Омер сидел в удобном кресле, откинув голову на спинку. Все его печали сейчас словно растаяли в повеявшем на него тепле, приятной негой растекавшемуся по всему телу. Хотелось закрыть глаза и, не двигаясь, молча сидеть вот так против нее долго, долго... Боясь очнуться от этого приятного состояния, он движением одних только губ беззвучно ответил:
— Ни о чем...
— Как так ни о чем?
— Так... Ни о чем не думаю.
И, помолчав, добавил:
— Мне достаточно сейчас того, что я рядом с тобой.
За все время с тех пор, как они встретились, Гёнюль впервые, кажется, улыбнулась:
— Ну хорошо, а потом — завтра или послезавтра?..
Омер глубоко втянул в себя воздух и с шумом выдохнул.
— Не знаю... Я хотел бы вот так сидеть все дни, до самой смерти.
— А на свою прежнюю работу ты мог бы вернуться?
Его передернуло. Он даже вскочил с кресла, словно его кто-то уколол.
— Нет, — твердо ответил он и повторил еще несколько раз: — Нет, нет, нет...
Потом, испугавшись собственного голоса, постарался взять себя в руки. Мать Гёнюль, должно быть, ничего не слышала из кухни. Омер теперь понял скрытый смысл вопроса и как можно мягче, неровным, срывающимся голосом добавил:
— По крайней мере я хочу, чтобы ты знала только одно: я в любой момент могу вернуться к прежней своей работе и к прежней своей жизни.
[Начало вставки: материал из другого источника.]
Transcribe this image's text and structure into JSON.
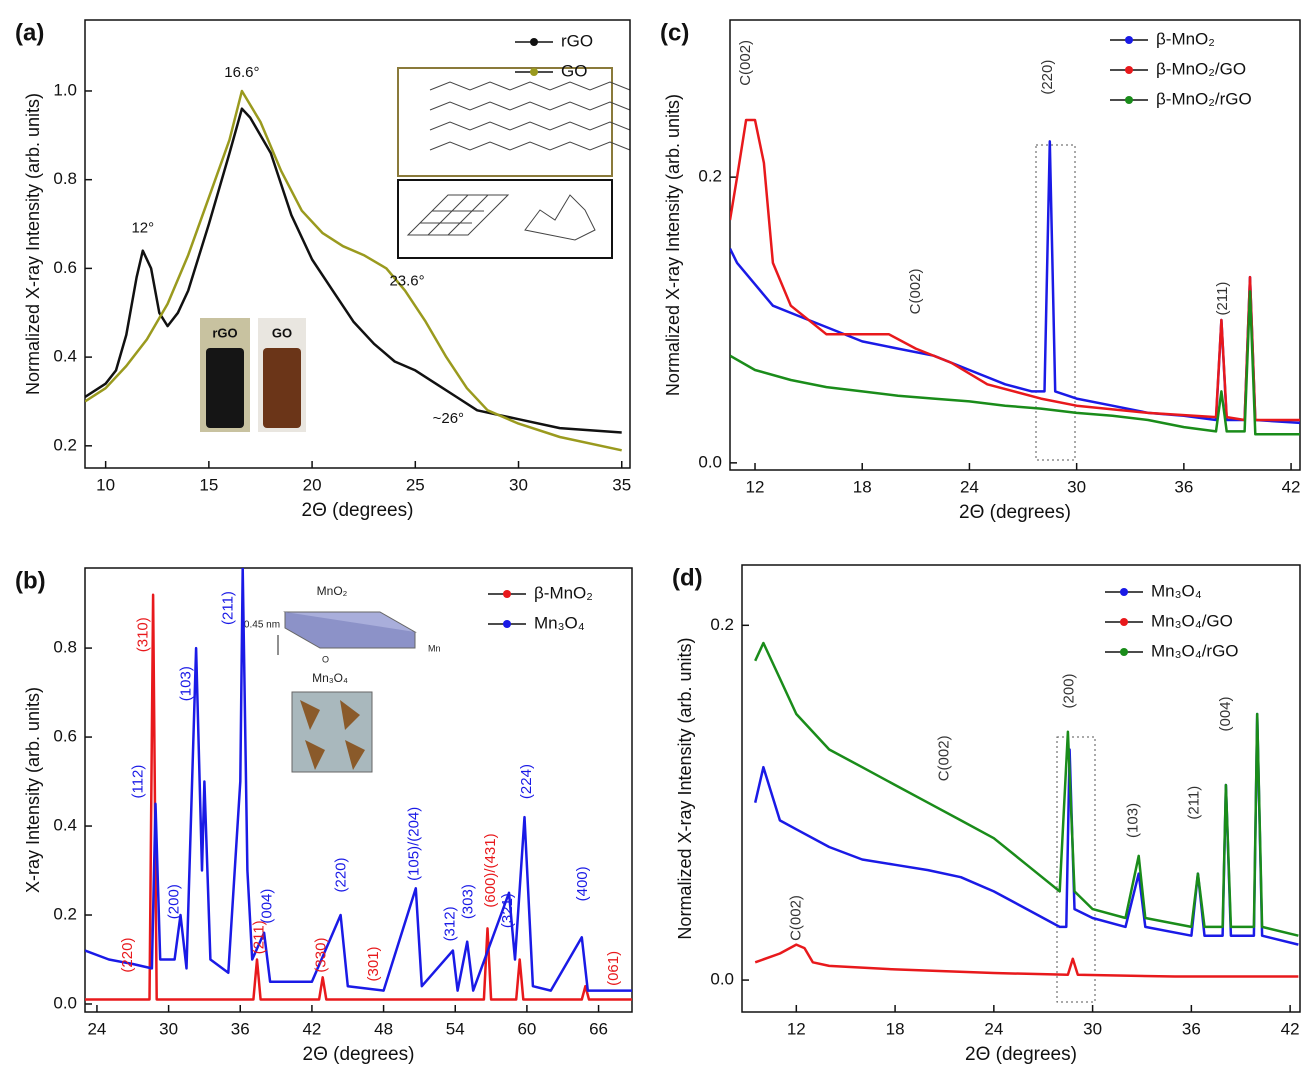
{
  "chart_data": [
    {
      "type": "line",
      "label": "(a)",
      "xlabel": "2Θ (degrees)",
      "ylabel": "Normalized X-ray Intensity (arb. units)",
      "xlim": [
        9,
        35.4
      ],
      "xticks": [
        10,
        15,
        20,
        25,
        30,
        35
      ],
      "ylim": [
        0.15,
        1.16
      ],
      "yticks": [
        0.2,
        0.4,
        0.6,
        0.8,
        {
          "value": 1,
          "label": "1.0"
        }
      ],
      "legend": "top-right",
      "series": [
        {
          "name": "rGO",
          "color": "#111111",
          "x": [
            9,
            10,
            10.5,
            11,
            11.5,
            11.8,
            12.2,
            12.6,
            13,
            13.5,
            14,
            15,
            16,
            16.6,
            17,
            18,
            19,
            20,
            21,
            22,
            23,
            24,
            25,
            26,
            27,
            28,
            29,
            30,
            32,
            35
          ],
          "values": [
            0.31,
            0.34,
            0.37,
            0.45,
            0.58,
            0.64,
            0.6,
            0.5,
            0.47,
            0.5,
            0.55,
            0.7,
            0.86,
            0.96,
            0.94,
            0.86,
            0.72,
            0.62,
            0.55,
            0.48,
            0.43,
            0.39,
            0.37,
            0.34,
            0.31,
            0.28,
            0.27,
            0.26,
            0.24,
            0.23
          ]
        },
        {
          "name": "GO",
          "color": "#9a9a1e",
          "x": [
            9,
            10,
            11,
            12,
            13,
            14,
            15,
            16,
            16.6,
            17.5,
            18.5,
            19.5,
            20.5,
            21.5,
            22.5,
            23.6,
            24.5,
            25.5,
            26.5,
            27.5,
            28.5,
            30,
            32,
            35
          ],
          "values": [
            0.3,
            0.33,
            0.38,
            0.44,
            0.52,
            0.63,
            0.76,
            0.89,
            1.0,
            0.93,
            0.82,
            0.73,
            0.68,
            0.65,
            0.63,
            0.6,
            0.55,
            0.48,
            0.4,
            0.33,
            0.28,
            0.25,
            0.22,
            0.19
          ]
        }
      ],
      "annotations": [
        {
          "text": "16.6°",
          "x": 16.6,
          "y": 1.04,
          "color": "#111111"
        },
        {
          "text": "12°",
          "x": 11.8,
          "y": 0.69,
          "color": "#111111"
        },
        {
          "text": "23.6°",
          "x": 24.6,
          "y": 0.57,
          "color": "#111111"
        },
        {
          "text": "~26°",
          "x": 26.6,
          "y": 0.26,
          "color": "#111111"
        }
      ],
      "inset_labels": [
        "rGO",
        "GO"
      ]
    },
    {
      "type": "line",
      "label": "(b)",
      "xlabel": "2Θ (degrees)",
      "ylabel": "X-ray Intensity (arb. units)",
      "xlim": [
        23,
        68.8
      ],
      "xticks": [
        24,
        30,
        36,
        42,
        48,
        54,
        60,
        66
      ],
      "ylim": [
        -0.018,
        0.98
      ],
      "yticks": [
        {
          "value": 0,
          "label": "0.0"
        },
        0.2,
        0.4,
        0.6,
        0.8
      ],
      "legend": "top-right",
      "series": [
        {
          "name": "β-MnO₂",
          "color": "#e8191c",
          "x": [
            23,
            28.4,
            28.7,
            29,
            37.1,
            37.4,
            37.7,
            42.6,
            42.9,
            43.2,
            56.4,
            56.7,
            57,
            59.1,
            59.4,
            59.7,
            64.6,
            64.9,
            65.2,
            68.8
          ],
          "values": [
            0.01,
            0.01,
            0.92,
            0.01,
            0.01,
            0.1,
            0.01,
            0.01,
            0.06,
            0.01,
            0.01,
            0.17,
            0.01,
            0.01,
            0.1,
            0.01,
            0.01,
            0.04,
            0.01,
            0.01
          ]
        },
        {
          "name": "Mn₃O₄",
          "color": "#1a1ae6",
          "x": [
            23,
            25,
            27,
            28.6,
            28.9,
            29.3,
            30.5,
            31,
            31.5,
            32.3,
            32.8,
            33,
            33.5,
            35,
            36,
            36.2,
            36.6,
            37,
            38,
            38.5,
            40,
            42,
            44.4,
            45,
            48,
            50.7,
            51.2,
            53.8,
            54.2,
            55,
            55.5,
            58.5,
            59,
            59.8,
            60.5,
            62,
            64.6,
            65.1,
            68.8
          ],
          "values": [
            0.12,
            0.1,
            0.09,
            0.08,
            0.45,
            0.1,
            0.1,
            0.2,
            0.08,
            0.8,
            0.3,
            0.5,
            0.1,
            0.07,
            0.5,
            0.98,
            0.3,
            0.1,
            0.16,
            0.05,
            0.05,
            0.05,
            0.2,
            0.04,
            0.03,
            0.26,
            0.04,
            0.12,
            0.03,
            0.14,
            0.03,
            0.25,
            0.1,
            0.42,
            0.04,
            0.03,
            0.15,
            0.03,
            0.03
          ]
        }
      ],
      "annotations": [
        {
          "text": "(310)",
          "x": 27.9,
          "y": 0.83,
          "color": "#e8191c",
          "orientation": "vertical"
        },
        {
          "text": "(220)",
          "x": 26.6,
          "y": 0.11,
          "color": "#e8191c",
          "orientation": "vertical"
        },
        {
          "text": "(211)",
          "x": 37.6,
          "y": 0.15,
          "color": "#e8191c",
          "orientation": "vertical"
        },
        {
          "text": "(330)",
          "x": 42.8,
          "y": 0.11,
          "color": "#e8191c",
          "orientation": "vertical"
        },
        {
          "text": "(301)",
          "x": 47.2,
          "y": 0.09,
          "color": "#e8191c",
          "orientation": "vertical"
        },
        {
          "text": "(600)/(431)",
          "x": 57,
          "y": 0.3,
          "color": "#e8191c",
          "orientation": "vertical"
        },
        {
          "text": "(061)",
          "x": 67.3,
          "y": 0.08,
          "color": "#e8191c",
          "orientation": "vertical"
        },
        {
          "text": "(112)",
          "x": 27.5,
          "y": 0.5,
          "color": "#1a1ae6",
          "orientation": "vertical"
        },
        {
          "text": "(200)",
          "x": 30.5,
          "y": 0.23,
          "color": "#1a1ae6",
          "orientation": "vertical"
        },
        {
          "text": "(103)",
          "x": 31.5,
          "y": 0.72,
          "color": "#1a1ae6",
          "orientation": "vertical"
        },
        {
          "text": "(211)",
          "x": 35,
          "y": 0.89,
          "color": "#1a1ae6",
          "orientation": "vertical"
        },
        {
          "text": "(004)",
          "x": 38.3,
          "y": 0.22,
          "color": "#1a1ae6",
          "orientation": "vertical"
        },
        {
          "text": "(220)",
          "x": 44.5,
          "y": 0.29,
          "color": "#1a1ae6",
          "orientation": "vertical"
        },
        {
          "text": "(105)/(204)",
          "x": 50.6,
          "y": 0.36,
          "color": "#1a1ae6",
          "orientation": "vertical"
        },
        {
          "text": "(312)",
          "x": 53.6,
          "y": 0.18,
          "color": "#1a1ae6",
          "orientation": "vertical"
        },
        {
          "text": "(303)",
          "x": 55.1,
          "y": 0.23,
          "color": "#1a1ae6",
          "orientation": "vertical"
        },
        {
          "text": "(321)",
          "x": 58.4,
          "y": 0.21,
          "color": "#1a1ae6",
          "orientation": "vertical"
        },
        {
          "text": "(224)",
          "x": 60,
          "y": 0.5,
          "color": "#1a1ae6",
          "orientation": "vertical"
        },
        {
          "text": "(400)",
          "x": 64.7,
          "y": 0.27,
          "color": "#1a1ae6",
          "orientation": "vertical"
        }
      ],
      "inset_labels": [
        "MnO₂",
        "0.45 nm",
        "Mn",
        "O",
        "Mn₃O₄"
      ]
    },
    {
      "type": "line",
      "label": "(c)",
      "xlabel": "2Θ (degrees)",
      "ylabel": "Normalized X-ray Intensity (arb. units)",
      "xlim": [
        10.6,
        42.5
      ],
      "xticks": [
        12,
        18,
        24,
        30,
        36,
        42
      ],
      "ylim": [
        -0.005,
        0.31
      ],
      "yticks": [
        {
          "value": 0,
          "label": "0.0"
        },
        0.2
      ],
      "legend": "top-right",
      "series": [
        {
          "name": "β-MnO₂",
          "color": "#1a1ae6",
          "x": [
            10.6,
            11,
            12,
            13,
            14,
            15,
            16,
            18,
            20,
            22,
            24,
            26,
            27.5,
            28.2,
            28.5,
            28.8,
            30,
            32,
            34,
            36,
            37.8,
            38.1,
            38.4,
            39.4,
            39.7,
            40,
            42.5
          ],
          "values": [
            0.15,
            0.14,
            0.125,
            0.11,
            0.105,
            0.1,
            0.095,
            0.085,
            0.08,
            0.075,
            0.065,
            0.055,
            0.05,
            0.05,
            0.225,
            0.05,
            0.045,
            0.04,
            0.035,
            0.033,
            0.03,
            0.1,
            0.03,
            0.03,
            0.13,
            0.03,
            0.028
          ]
        },
        {
          "name": "β-MnO₂/GO",
          "color": "#e8191c",
          "x": [
            10.6,
            11,
            11.5,
            12,
            12.5,
            13,
            14,
            16,
            18,
            19.5,
            21,
            23,
            25,
            28,
            30,
            34,
            37.8,
            38.1,
            38.4,
            39.4,
            39.7,
            40,
            42.5
          ],
          "values": [
            0.17,
            0.2,
            0.24,
            0.24,
            0.21,
            0.14,
            0.11,
            0.09,
            0.09,
            0.09,
            0.08,
            0.07,
            0.055,
            0.045,
            0.04,
            0.035,
            0.032,
            0.1,
            0.032,
            0.03,
            0.13,
            0.03,
            0.03
          ]
        },
        {
          "name": "β-MnO₂/rGO",
          "color": "#1a8c1a",
          "x": [
            10.6,
            12,
            14,
            16,
            18,
            20,
            22,
            24,
            26,
            28,
            30,
            32,
            34,
            36,
            37.8,
            38.1,
            38.4,
            39.4,
            39.7,
            40,
            42.5
          ],
          "values": [
            0.075,
            0.065,
            0.058,
            0.053,
            0.05,
            0.047,
            0.045,
            0.043,
            0.04,
            0.038,
            0.035,
            0.033,
            0.03,
            0.025,
            0.022,
            0.05,
            0.022,
            0.022,
            0.12,
            0.02,
            0.02
          ]
        }
      ],
      "annotations": [
        {
          "text": "C(002)",
          "x": 11.5,
          "y": 0.28,
          "color": "#333333",
          "orientation": "vertical"
        },
        {
          "text": "(220)",
          "x": 28.4,
          "y": 0.27,
          "color": "#333333",
          "orientation": "vertical"
        },
        {
          "text": "C(002)",
          "x": 21,
          "y": 0.12,
          "color": "#333333",
          "orientation": "vertical"
        },
        {
          "text": "(211)",
          "x": 38.2,
          "y": 0.115,
          "color": "#333333",
          "orientation": "vertical"
        }
      ]
    },
    {
      "type": "line",
      "label": "(d)",
      "xlabel": "2Θ (degrees)",
      "ylabel": "Normalized X-ray Intensity (arb. units)",
      "xlim": [
        8.7,
        42.6
      ],
      "xticks": [
        12,
        18,
        24,
        30,
        36,
        42
      ],
      "ylim": [
        -0.018,
        0.234
      ],
      "yticks": [
        {
          "value": 0,
          "label": "0.0"
        },
        0.2
      ],
      "legend": "top-right",
      "series": [
        {
          "name": "Mn₃O₄",
          "color": "#1a1ae6",
          "x": [
            9.5,
            10,
            11,
            12,
            14,
            16,
            18,
            20,
            22,
            24,
            26,
            28,
            28.4,
            28.6,
            28.9,
            30,
            32,
            32.8,
            33.2,
            36,
            36.4,
            36.8,
            37.9,
            38.1,
            38.4,
            39.8,
            40,
            40.3,
            42.5
          ],
          "values": [
            0.1,
            0.12,
            0.09,
            0.085,
            0.075,
            0.068,
            0.065,
            0.062,
            0.058,
            0.05,
            0.04,
            0.03,
            0.03,
            0.13,
            0.04,
            0.035,
            0.03,
            0.06,
            0.03,
            0.025,
            0.06,
            0.025,
            0.025,
            0.11,
            0.025,
            0.025,
            0.15,
            0.025,
            0.02
          ]
        },
        {
          "name": "Mn₃O₄/GO",
          "color": "#e8191c",
          "x": [
            9.5,
            11,
            12,
            12.5,
            13,
            14,
            18,
            24,
            28.5,
            28.8,
            29.1,
            35,
            42.5
          ],
          "values": [
            0.01,
            0.015,
            0.02,
            0.018,
            0.01,
            0.008,
            0.006,
            0.004,
            0.003,
            0.012,
            0.003,
            0.002,
            0.002
          ]
        },
        {
          "name": "Mn₃O₄/rGO",
          "color": "#1a8c1a",
          "x": [
            9.5,
            10,
            11,
            12,
            14,
            16,
            18,
            20,
            22,
            24,
            26,
            28,
            28.5,
            28.9,
            30,
            32,
            32.8,
            33.2,
            36,
            36.4,
            36.8,
            37.9,
            38.1,
            38.4,
            39.8,
            40,
            40.3,
            42.5
          ],
          "values": [
            0.18,
            0.19,
            0.17,
            0.15,
            0.13,
            0.12,
            0.11,
            0.1,
            0.09,
            0.08,
            0.065,
            0.05,
            0.14,
            0.05,
            0.04,
            0.035,
            0.07,
            0.035,
            0.03,
            0.06,
            0.03,
            0.03,
            0.11,
            0.03,
            0.03,
            0.15,
            0.03,
            0.025
          ]
        }
      ],
      "annotations": [
        {
          "text": "C(002)",
          "x": 21,
          "y": 0.125,
          "color": "#333333",
          "orientation": "vertical"
        },
        {
          "text": "(200)",
          "x": 28.6,
          "y": 0.163,
          "color": "#333333",
          "orientation": "vertical"
        },
        {
          "text": "(103)",
          "x": 32.5,
          "y": 0.09,
          "color": "#333333",
          "orientation": "vertical"
        },
        {
          "text": "(211)",
          "x": 36.2,
          "y": 0.1,
          "color": "#333333",
          "orientation": "vertical"
        },
        {
          "text": "(004)",
          "x": 38.1,
          "y": 0.15,
          "color": "#333333",
          "orientation": "vertical"
        },
        {
          "text": "C(002)",
          "x": 12,
          "y": 0.035,
          "color": "#333333",
          "orientation": "vertical"
        }
      ]
    }
  ]
}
Никаких особых препятствий для этого нет.
Гёнюль молчала.
— Но я никогда не вернусь! — сказал Омер, вложив в эти слова все оставшиеся у него сейчас силы.
Гёнюль поднялась, молча взяла со стола его кофейную чашечку и, не проронив ни слова, вышла.
VI
И сказал бог: да произведет земля душу живую по роду ее, скотов и гадов, и зверей земных по роду их. И стало так... И сказал бог: сотворим человека по образу нашему и по подобию нашему; и да владычествует он над рыбами морскими, и над птицами небесными, и над зверями, и над скотом, и над всею землею, и над всеми гадами, пресмыкающимися по земле. И сотворил бог человека по образу своему, по образу божию сотворил его; мужчину и женщину сотворил их. И благословил их бог, и сказал им бог: плодитесь и размножайтесь, и наполняйте землю, и обладайте ею... И был вечер, и было утро: день шестой.